Татарин, приставленный к нему в слуги и сторожа, что прикорнул у завешенного пологом входа, на полувздохе оборвав храп, испуганно хватается за копье.
— Где кназ?
— Здесь князь, — усмехается Дмитрий.
В самом начале сентября с огромным войском, с караваном купцов, со всем пышным двором, с музыкантами да попутными девками тронулся хан из Сарая в сторону южных куманских степей. Сказывали татары: охотиться. Может, и правда охотиться, а может, вовсе и не охотиться, а воевать с хулагуидами — разве ж его поймешь? Впрочем, о войне слухов не было. Вероятно, действительно предстояли обычные ежегодные зверовые ханские ловы. И Дмитрия погрузили тогда в эту вонючую кибитку и поволокли следом за ханом. Знать, помнил о нем Узбек. Днем глухие, войлочные стены кибитки накалялись от солнца, жаркого в этих местах и в сентябре. Дышать становилось вовсе нечем, пыль, проникавшая из-под низу, забивала и рот, и нос, и глаза, и тогда под унылый, однообразный, как татарские песни, скрип колес князь не то чтобы засыпал, но проваливался в какой-то бесчувственный обморок. А вот по ночам, на привалах, когда на землю спускалась прохлада, а шумное ордынское становище стихало, заснуть было б счастьем, но по ночам князь бессонно, мучительно бодрствовал.
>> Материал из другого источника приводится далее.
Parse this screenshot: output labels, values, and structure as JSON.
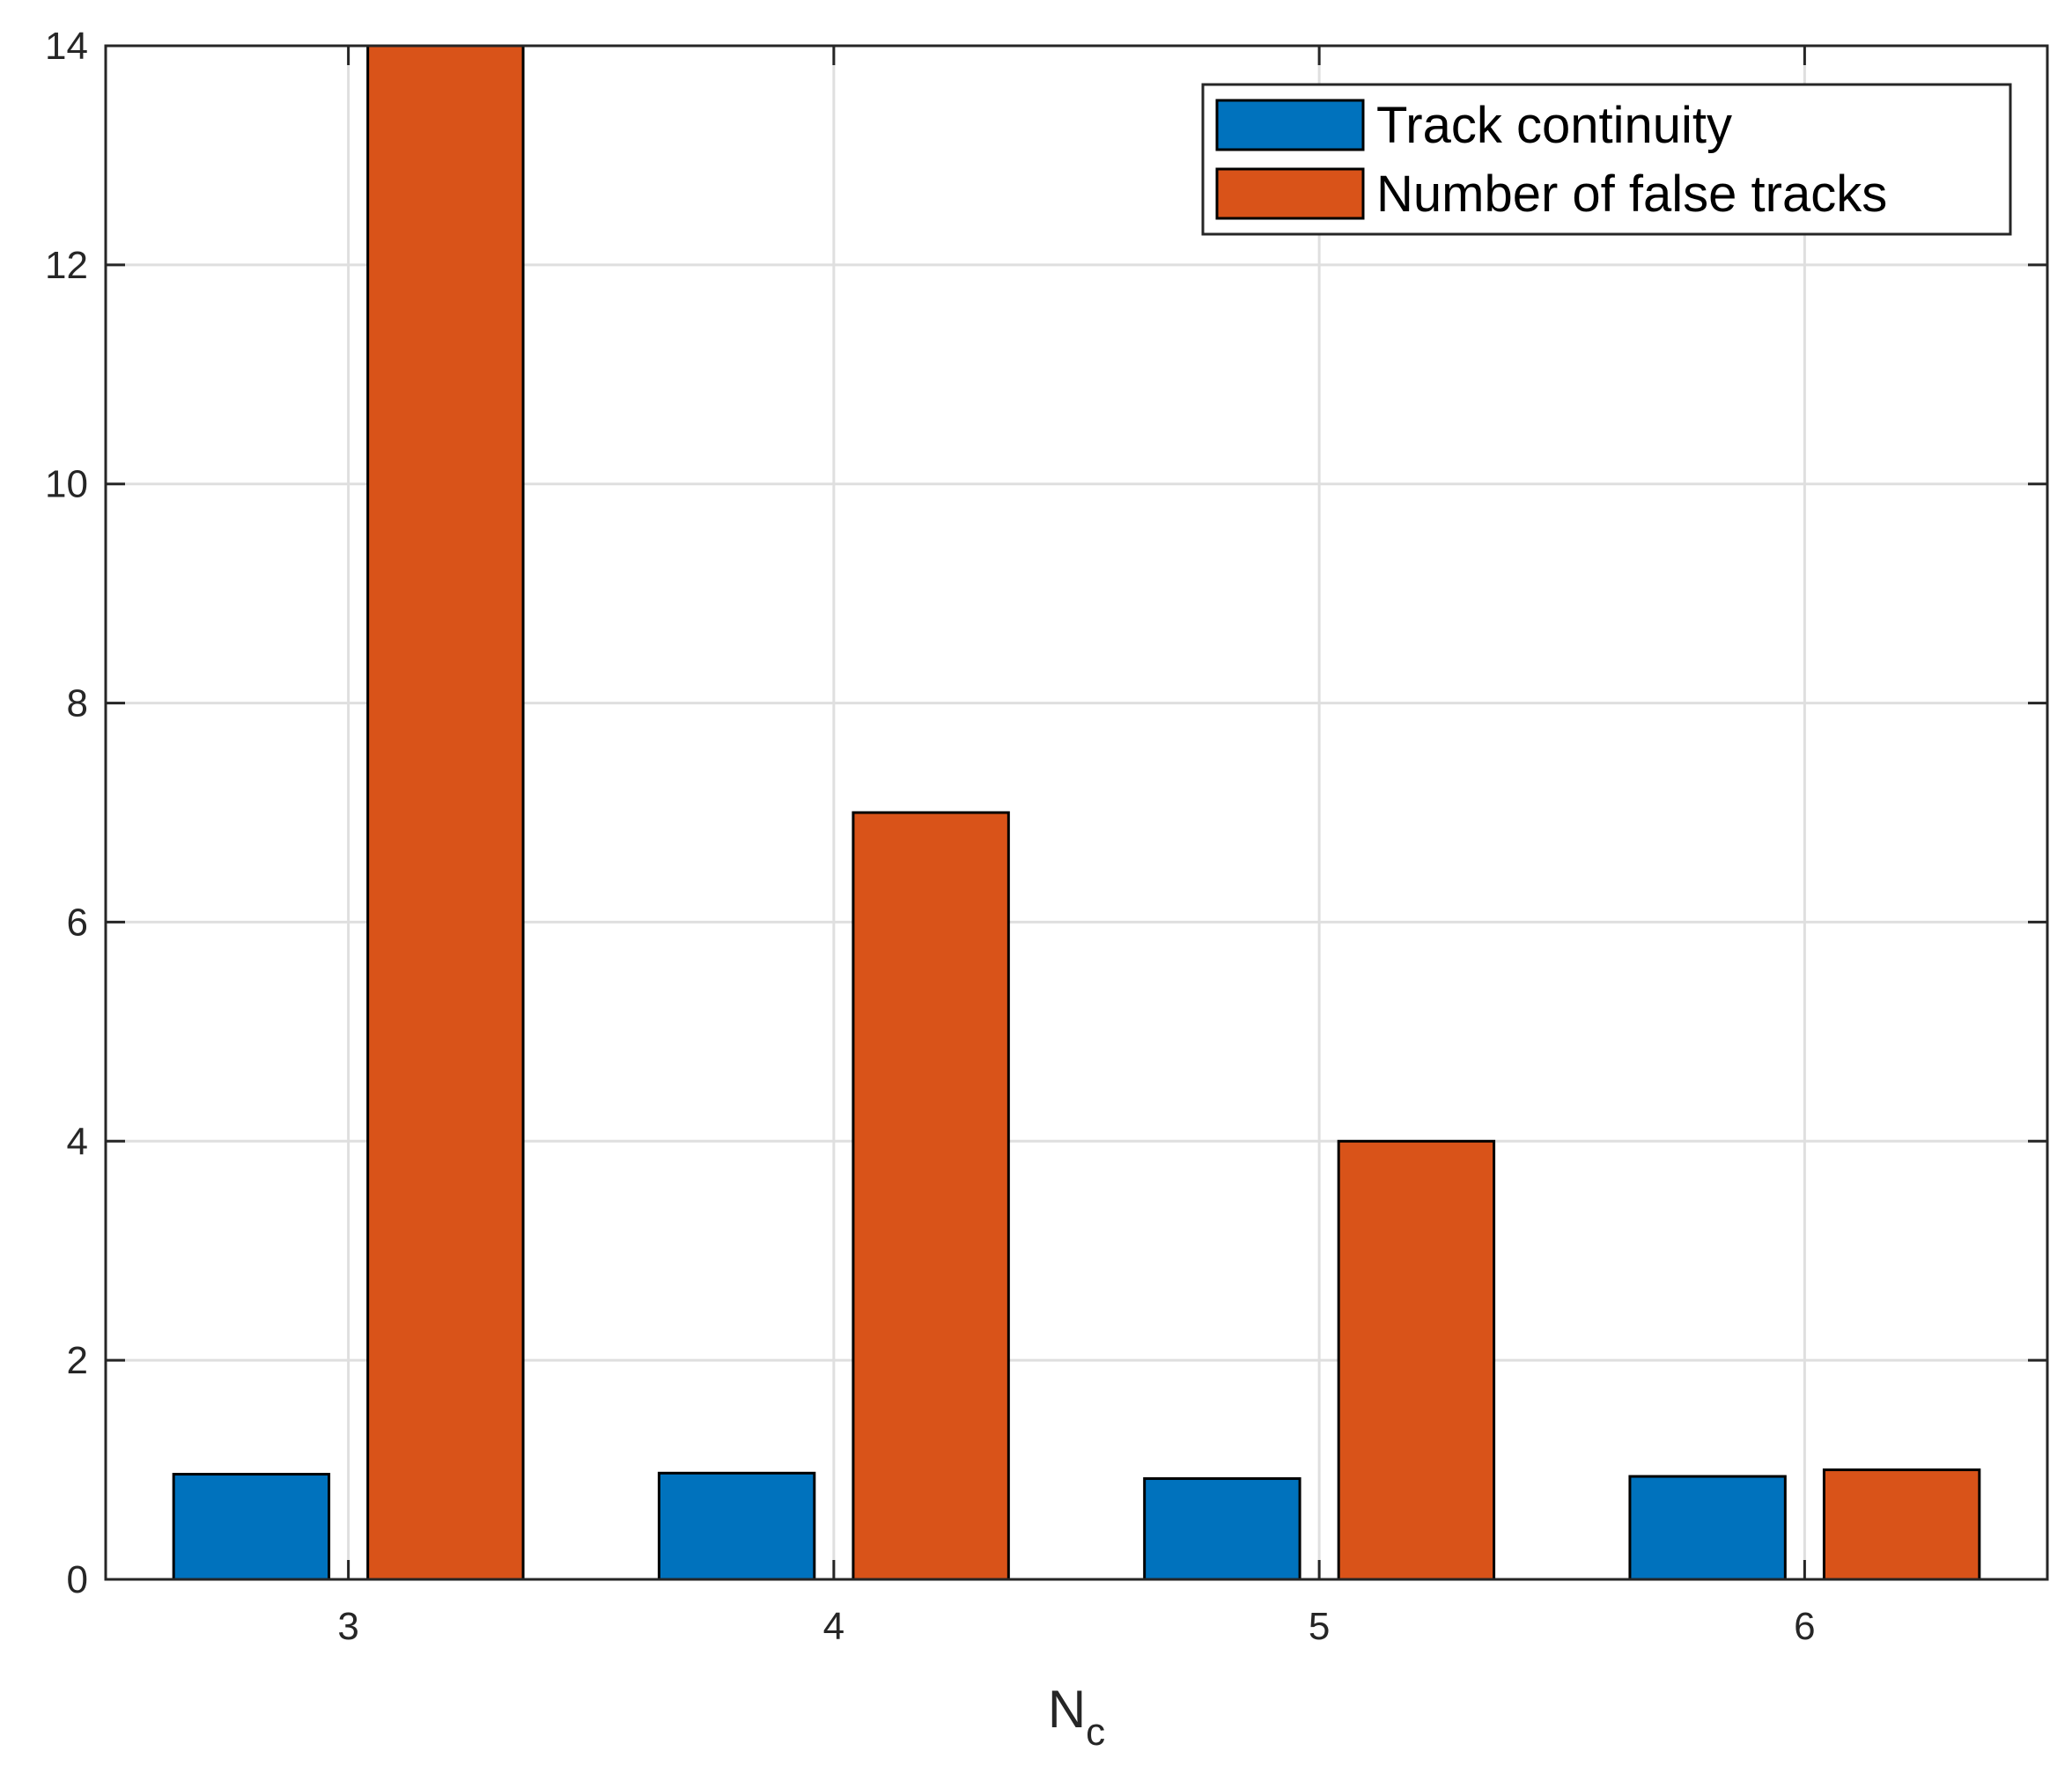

Вчера достигли предгорий. Остановились близ малой речки с названием Каргалея.
— Кой ныне день, татарин?
— Пятнадцатый, бачка, от сентября.
— Вон что…
— Зачем не спишь, кназ? Ночь уже, спи, кназ, пожалуй, — сонно, смачно зевая, просит татарин.
Рад бы Дмитрий уснуть, но неусыпные мысли, облекаясь в слова, стучат в голове, точно в кузне усердный кузнец кует бесконечную цепь. Да неудобно жесткое ложе, застеленное грязной кошмой, что пряно и кисло пахнет овечьим теплом и конским потом. Тесно, чуждо, душно князю в походной татарской кибитке.
Сто раз за эти десять месяцев мог бы убежать Дмитрий. Да, кажется, того и хотел, и ждал от него Узбек, чтобы затем, поймав, в полную меру, а главное, с чистой совестью мог он его наказать, да еще и унизить, как беглого вора. А вместе с ним, за него, наказать и унизить и Тверь, а может быть, и всю Русь. Такое подозрение возникло у Дмитрия потому, что больно уж старательно сами татары, с одной стороны, страшили его ханским гневом, с другой же — готовы были пособлять ему в том побеге.
«Ей-богу, хитер хан, да не вразумлен! — смеется Дмитрий. — Али не ведает он, что Тверские-то не бегают от судьбы?..»
Да и куда бежать? Крепче татарских пут честь и долг повязали ноги, тяжельше дубовой колоды, горьким бременем Русь лежит на плечах. И Тверь.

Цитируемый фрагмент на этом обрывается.